The Vice-President said it is paramount to have conversations around the safety and enablement of our citizens who live with Albinism.
He said this on Sunday during a virtual event, attended by personalities including diplomats such as the American Ambassador to Nigeria, Mary Beth Leonard, marking the World Albinism Day.
“Interventions made must be designed to improve the lives of people living with Albinism. The time is now to do more to reverse negative mindsets and socio-cultural stereotypes about albinism in our society. We must also go further to take deliberate steps as private individuals and public servants by giving them equal opportunity in the workplace and in social settings as well”, according to Prof Osinbajo.
He added that there is a need to see albinism for what it is, a genetic difference not a contagious disease or a public health problem.

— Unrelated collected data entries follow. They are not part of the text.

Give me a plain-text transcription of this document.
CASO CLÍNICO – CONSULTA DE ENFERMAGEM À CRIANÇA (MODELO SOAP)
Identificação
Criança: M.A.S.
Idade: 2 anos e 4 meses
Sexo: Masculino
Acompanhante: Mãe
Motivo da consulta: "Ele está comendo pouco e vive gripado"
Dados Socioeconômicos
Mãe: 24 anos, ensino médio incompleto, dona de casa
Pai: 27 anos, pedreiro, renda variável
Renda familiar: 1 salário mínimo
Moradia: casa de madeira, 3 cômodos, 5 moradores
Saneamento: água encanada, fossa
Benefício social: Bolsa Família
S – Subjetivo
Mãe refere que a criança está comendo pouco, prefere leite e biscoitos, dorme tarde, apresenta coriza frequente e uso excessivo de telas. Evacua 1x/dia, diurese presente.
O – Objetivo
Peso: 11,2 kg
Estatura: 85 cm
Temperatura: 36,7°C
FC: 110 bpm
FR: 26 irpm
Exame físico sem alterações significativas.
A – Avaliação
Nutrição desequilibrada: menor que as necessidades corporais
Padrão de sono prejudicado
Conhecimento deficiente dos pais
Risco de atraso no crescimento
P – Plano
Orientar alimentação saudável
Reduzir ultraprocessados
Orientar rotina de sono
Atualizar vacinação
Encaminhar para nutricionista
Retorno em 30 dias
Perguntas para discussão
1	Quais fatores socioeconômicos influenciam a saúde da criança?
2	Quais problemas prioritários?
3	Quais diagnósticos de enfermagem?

In dealing with the various challenges faced by the albinism community, Osinbajo stated the need to “have frank and robust conversations around the protection and empowerment of our compatriots that live with albinism. These conversations will drive change on two levels – in the public domain, where sociocultural perceptions of Albinism that are rooted in ignorance and superstition can finally be laid to rest.”
The Vice President admitted that “this is not going to be an easy task because superstition and sociocultural issues take a while to deal with, but we must aggressively begin to present counter-narratives to the socio-cultural misconceptions about albinism.”